It isn’t about what will be. It is about what you think it will be. As the much anticipated budget brings about changes in shopping patterns, a strange phenomenon hits the economy every year in February — sudden drops or rise in purchases of consumer durables.
Anticipation hangs heavy in the air in February about possible changes in taxes in the budget, usually presented on the last working day of the month.
So, there is a spurt in sale of cars, television sets, refrigerators etc, when a hike in duties and a subsequent increase in prices is expected. At other times, sales dip when the expectation of a duty-cut is high.
“Households do consider hikes in prices before purchasing cars or white goods,” said D.K. Joshi, principal economist at rating agency Crisil.
For instance, consumers deferred purchases in February 2006 when expectations of an excise duty reduction were high. Sales inched up only by 1.84 per cent during the month that year against an annual growth of 7.56 per cent. The government obliged by cutting excise duties on small cars to 16 per cent from 24 per cent.
Stimulus rollback ahead?
Recent data releases confirm a turnaround in the economy this year.
Automobile sales grew by more than 25 per cent between April and January (2009-10). Consumer durables’ production grew a healthy 46 per cent in December on the back of 38 per cent growth in the previous month, mirroring higher purchases of goods such as televisions and refrigerators.
This has fuelled speculation that this year’s budget could set the tone for a withdrawal of fiscal stimulus measures introduced last year.
“The recovery is becoming stronger, and offers scope to partially reverse tax cuts that were announced to cushion the downturn,” said Rajeev Malik of Macquarie Securities.
It is likely that the government will partially reverse the 6 per cent point cut in excise duties announced through 2008 and 2009 to help companies counter the economic downturn.
The government had cut excise duty and service tax that brought down prices of several goods and services. Lower prices spurred demand for these goods. But it left a gaping hole in public finances, saddling the government with an annual debt burden of Rs 4,00,000 crore, or fiscal deficit, as is referred to by economists.
The annual Sales Spurt
This February, consumers seem to be advancing their purchases, lest they have to cough up higher prices post-budget. “There has been a spurt in sales of consumer durable products this month,” said Videocon Industries Chairman Venugopal Dhoot.
Other companies confirmed the connection between sales and budget expectations.
“In 2009, excise duty reductions helped stimulate demand as companies passed the benefits of excise reduction with price cuts. This spiked sales in the month of February,” said Samsung India Electronics Deputy Managing Director Ravinder Zutshi
“This year, too, sales have picked up in February,” he said.

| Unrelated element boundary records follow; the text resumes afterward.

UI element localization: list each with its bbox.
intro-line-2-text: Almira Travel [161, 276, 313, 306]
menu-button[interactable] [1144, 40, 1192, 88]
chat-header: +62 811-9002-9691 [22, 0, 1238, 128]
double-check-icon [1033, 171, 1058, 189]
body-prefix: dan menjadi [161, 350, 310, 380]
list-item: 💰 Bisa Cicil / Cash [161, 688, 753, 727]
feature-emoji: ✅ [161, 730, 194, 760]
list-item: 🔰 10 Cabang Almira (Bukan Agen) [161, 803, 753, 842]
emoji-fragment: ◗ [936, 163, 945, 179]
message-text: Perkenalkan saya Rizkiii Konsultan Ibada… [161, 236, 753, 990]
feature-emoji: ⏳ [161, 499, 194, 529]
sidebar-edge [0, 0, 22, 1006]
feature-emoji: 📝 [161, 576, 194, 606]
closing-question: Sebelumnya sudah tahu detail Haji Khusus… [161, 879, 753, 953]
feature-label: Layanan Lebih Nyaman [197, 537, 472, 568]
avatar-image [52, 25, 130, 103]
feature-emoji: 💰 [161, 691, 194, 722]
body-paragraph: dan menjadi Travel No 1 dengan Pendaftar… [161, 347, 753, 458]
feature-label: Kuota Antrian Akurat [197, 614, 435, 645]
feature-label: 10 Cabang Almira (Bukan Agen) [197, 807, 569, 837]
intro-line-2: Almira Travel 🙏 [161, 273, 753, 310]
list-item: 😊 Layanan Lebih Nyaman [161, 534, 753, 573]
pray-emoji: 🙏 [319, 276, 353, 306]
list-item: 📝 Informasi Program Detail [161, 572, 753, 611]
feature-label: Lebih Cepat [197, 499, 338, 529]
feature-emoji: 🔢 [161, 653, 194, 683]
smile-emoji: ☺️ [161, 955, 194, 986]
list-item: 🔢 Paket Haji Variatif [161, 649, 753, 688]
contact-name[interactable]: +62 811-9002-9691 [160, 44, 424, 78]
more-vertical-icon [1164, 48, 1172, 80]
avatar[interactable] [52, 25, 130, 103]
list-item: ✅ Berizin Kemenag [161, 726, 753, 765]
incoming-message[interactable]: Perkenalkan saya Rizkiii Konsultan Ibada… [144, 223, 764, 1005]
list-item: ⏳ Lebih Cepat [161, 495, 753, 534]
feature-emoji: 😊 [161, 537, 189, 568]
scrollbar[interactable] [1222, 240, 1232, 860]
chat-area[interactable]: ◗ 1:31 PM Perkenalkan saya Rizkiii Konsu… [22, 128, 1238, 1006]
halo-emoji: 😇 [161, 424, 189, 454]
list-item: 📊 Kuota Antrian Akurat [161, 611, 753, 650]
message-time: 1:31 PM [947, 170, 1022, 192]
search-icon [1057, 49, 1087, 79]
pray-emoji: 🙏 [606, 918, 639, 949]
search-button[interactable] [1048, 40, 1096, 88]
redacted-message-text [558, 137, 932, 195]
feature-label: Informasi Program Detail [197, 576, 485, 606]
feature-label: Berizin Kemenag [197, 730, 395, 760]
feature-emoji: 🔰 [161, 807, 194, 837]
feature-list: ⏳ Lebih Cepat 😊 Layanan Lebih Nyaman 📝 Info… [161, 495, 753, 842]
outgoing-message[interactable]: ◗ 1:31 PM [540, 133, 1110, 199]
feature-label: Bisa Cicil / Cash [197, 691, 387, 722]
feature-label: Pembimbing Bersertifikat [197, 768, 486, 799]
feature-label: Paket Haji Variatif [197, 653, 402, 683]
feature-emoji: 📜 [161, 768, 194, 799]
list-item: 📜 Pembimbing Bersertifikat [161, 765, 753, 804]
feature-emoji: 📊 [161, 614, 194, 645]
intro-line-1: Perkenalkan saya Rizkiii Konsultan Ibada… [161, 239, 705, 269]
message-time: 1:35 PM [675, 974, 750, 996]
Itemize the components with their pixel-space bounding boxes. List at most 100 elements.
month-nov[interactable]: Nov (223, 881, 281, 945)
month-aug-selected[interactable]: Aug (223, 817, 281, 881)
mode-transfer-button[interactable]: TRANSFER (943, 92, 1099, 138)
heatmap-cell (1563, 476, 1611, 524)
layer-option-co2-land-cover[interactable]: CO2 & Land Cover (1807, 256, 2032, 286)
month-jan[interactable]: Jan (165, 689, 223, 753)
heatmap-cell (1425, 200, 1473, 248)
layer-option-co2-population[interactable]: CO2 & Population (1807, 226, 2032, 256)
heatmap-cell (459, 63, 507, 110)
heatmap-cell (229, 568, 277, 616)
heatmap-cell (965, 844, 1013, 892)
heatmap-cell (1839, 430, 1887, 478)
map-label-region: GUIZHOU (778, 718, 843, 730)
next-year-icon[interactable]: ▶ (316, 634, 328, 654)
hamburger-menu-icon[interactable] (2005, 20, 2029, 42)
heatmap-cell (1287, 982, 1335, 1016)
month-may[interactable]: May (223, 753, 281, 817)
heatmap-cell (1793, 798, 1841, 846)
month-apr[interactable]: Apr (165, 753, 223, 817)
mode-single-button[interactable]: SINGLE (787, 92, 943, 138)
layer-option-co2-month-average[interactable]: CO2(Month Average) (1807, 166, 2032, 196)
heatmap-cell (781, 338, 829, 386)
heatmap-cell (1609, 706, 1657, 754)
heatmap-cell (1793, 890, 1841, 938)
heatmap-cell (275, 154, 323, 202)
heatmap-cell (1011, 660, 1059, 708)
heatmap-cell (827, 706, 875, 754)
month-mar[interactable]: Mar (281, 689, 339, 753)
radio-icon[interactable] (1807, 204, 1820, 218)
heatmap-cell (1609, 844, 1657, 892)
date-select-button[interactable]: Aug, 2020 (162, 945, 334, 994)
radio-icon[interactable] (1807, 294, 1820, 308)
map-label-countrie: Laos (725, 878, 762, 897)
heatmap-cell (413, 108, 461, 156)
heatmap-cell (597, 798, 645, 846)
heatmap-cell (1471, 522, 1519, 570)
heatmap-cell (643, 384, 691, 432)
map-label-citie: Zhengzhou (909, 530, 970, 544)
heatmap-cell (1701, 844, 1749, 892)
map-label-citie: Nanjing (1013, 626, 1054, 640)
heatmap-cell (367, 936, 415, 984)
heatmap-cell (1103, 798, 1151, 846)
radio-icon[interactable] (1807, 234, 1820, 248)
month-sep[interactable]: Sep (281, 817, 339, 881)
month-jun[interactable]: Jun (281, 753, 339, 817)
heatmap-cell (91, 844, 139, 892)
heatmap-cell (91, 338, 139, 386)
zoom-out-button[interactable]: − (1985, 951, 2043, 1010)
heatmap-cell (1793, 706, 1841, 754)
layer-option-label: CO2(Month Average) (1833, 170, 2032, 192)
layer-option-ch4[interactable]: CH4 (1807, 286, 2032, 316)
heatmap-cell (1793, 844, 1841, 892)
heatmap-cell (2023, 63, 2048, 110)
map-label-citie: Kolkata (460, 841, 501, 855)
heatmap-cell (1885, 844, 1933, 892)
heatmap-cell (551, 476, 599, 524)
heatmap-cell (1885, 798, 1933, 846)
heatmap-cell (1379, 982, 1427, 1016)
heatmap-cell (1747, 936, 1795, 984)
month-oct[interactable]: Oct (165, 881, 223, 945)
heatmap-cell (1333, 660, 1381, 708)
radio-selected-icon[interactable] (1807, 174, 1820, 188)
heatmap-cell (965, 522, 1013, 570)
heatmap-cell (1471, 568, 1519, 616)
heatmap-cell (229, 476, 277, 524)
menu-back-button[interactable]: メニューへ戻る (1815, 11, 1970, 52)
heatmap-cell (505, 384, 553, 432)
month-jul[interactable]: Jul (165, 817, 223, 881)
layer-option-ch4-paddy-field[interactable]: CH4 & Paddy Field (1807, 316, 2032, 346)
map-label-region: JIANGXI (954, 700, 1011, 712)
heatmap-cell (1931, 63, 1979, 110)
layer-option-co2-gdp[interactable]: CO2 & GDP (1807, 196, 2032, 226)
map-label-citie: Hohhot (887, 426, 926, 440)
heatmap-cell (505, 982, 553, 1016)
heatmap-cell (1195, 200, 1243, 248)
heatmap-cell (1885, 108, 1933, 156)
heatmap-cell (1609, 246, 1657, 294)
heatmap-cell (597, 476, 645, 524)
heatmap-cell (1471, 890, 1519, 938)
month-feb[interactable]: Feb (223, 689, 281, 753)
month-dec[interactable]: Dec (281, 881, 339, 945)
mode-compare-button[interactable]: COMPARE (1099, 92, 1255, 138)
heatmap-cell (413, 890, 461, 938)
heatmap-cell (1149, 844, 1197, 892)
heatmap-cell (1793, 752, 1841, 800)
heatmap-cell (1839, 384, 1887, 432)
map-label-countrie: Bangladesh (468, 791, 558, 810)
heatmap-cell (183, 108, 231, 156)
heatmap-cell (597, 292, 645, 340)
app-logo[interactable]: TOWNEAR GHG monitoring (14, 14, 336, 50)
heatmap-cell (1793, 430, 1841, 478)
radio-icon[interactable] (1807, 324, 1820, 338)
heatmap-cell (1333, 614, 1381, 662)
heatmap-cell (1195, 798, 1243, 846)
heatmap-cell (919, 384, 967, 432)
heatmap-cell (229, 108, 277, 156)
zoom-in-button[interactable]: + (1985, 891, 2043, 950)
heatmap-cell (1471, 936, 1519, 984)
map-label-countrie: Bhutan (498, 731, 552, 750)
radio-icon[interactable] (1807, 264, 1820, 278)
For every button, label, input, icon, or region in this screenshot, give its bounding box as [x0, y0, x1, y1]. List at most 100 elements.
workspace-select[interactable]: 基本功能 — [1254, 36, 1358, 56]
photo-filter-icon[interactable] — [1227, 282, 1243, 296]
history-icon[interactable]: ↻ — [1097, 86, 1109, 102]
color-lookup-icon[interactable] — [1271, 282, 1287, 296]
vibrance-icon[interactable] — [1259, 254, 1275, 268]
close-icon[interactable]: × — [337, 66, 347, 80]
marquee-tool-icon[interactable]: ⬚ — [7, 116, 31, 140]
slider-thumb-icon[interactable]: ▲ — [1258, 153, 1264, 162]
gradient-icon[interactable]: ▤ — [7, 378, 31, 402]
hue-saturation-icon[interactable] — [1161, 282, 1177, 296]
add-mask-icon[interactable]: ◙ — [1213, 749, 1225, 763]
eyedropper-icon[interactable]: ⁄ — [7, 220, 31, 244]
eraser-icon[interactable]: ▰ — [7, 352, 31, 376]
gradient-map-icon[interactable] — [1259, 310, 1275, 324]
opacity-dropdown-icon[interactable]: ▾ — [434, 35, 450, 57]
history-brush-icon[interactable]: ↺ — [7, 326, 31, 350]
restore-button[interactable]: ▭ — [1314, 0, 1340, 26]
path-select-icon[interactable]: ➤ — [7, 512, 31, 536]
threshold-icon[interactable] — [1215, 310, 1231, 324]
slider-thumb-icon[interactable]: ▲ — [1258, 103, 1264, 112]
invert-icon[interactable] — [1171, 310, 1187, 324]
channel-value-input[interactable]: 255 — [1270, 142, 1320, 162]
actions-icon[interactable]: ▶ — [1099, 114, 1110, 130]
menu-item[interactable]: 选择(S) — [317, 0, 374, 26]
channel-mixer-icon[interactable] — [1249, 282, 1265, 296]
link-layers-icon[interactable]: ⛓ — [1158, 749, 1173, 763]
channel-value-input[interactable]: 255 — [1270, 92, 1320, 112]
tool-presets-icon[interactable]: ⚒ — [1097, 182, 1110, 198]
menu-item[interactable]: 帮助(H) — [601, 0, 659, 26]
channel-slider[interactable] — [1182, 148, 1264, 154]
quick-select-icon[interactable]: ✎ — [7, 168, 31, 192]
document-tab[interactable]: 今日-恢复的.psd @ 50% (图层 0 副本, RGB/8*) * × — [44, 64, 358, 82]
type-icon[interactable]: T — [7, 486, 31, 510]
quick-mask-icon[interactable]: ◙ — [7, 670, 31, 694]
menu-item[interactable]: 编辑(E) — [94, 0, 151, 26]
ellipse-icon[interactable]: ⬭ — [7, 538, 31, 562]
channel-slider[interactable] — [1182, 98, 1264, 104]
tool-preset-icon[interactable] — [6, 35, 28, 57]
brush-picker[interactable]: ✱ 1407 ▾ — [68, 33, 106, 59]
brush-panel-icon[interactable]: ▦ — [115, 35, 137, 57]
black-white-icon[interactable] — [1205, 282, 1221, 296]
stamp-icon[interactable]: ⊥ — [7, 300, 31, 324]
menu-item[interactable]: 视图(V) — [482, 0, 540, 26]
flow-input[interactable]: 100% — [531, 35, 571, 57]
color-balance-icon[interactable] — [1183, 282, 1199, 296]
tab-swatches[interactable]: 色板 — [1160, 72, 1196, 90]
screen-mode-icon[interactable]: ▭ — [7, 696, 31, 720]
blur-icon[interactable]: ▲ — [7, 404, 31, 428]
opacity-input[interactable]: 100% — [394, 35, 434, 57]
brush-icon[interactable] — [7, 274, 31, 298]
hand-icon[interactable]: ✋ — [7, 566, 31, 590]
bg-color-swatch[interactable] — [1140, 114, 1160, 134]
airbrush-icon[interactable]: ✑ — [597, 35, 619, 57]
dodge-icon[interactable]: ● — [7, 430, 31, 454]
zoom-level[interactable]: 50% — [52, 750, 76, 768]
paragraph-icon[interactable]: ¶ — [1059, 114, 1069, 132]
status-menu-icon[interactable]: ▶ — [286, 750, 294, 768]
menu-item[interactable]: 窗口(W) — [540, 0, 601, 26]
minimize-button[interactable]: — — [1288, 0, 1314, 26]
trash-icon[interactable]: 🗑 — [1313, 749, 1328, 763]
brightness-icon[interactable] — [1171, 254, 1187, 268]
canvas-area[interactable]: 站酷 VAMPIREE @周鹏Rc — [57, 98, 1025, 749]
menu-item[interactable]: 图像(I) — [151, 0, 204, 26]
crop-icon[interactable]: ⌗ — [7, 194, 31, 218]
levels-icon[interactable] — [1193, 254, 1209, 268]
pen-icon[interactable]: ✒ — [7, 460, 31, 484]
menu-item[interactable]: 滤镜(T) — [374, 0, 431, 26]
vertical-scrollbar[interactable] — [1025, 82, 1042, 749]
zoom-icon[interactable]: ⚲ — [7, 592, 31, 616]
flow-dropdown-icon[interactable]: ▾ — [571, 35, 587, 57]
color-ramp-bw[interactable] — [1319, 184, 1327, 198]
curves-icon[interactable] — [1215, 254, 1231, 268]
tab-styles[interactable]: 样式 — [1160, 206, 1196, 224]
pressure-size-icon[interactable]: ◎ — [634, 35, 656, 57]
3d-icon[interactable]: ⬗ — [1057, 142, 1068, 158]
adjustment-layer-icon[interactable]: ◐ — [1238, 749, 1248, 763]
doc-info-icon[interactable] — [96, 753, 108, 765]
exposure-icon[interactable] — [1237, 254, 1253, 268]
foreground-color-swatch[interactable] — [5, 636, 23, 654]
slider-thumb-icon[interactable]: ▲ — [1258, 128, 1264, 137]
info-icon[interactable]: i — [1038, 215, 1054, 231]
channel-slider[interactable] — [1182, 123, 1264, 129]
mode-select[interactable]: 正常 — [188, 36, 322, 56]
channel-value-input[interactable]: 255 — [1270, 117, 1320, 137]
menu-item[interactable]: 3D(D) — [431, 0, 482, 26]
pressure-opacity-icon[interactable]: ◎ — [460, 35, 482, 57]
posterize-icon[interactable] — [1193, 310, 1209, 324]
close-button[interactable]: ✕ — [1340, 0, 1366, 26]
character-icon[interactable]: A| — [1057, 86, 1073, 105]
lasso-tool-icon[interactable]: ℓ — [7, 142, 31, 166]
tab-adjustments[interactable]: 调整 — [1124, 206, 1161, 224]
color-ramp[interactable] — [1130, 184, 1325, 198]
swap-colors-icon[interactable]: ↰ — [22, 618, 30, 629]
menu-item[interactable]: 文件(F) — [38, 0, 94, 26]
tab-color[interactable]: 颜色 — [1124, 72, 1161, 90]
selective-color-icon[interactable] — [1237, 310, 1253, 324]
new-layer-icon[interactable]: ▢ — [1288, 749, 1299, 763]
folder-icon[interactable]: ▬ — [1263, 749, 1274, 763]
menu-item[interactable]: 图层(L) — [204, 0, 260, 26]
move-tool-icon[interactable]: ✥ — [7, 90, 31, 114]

With the threat of a withdrawal of stimulus packages, the days leading up to the budget may be the best time to beat an impending price hike.
Inflation double whammy
Inflation in India accelerated to 8.56 per cent in January, the highest in more than a year as food prices continued to remain high. But it is prices of manufactured products, which grew 6.6 per cent in the month that have emerged as the new worry.
“We expect a sharp increase in manufactured prices in the months ahead,” said Sonal Varma, economist with brokerage and research firm Nomura Financial Advisory.
Consumer durables companies have already indicated they would not hesitate to pass on the high cost of inputs to consumers.
“We are holding onto prices despite a sharp rise in prices of inputs such as copper and iron,” said the chief executive of a consumer durables manufacturer, who did not wish to be identified. “We’ll take a decision on hiking prices based on what measures are announced in the budget.”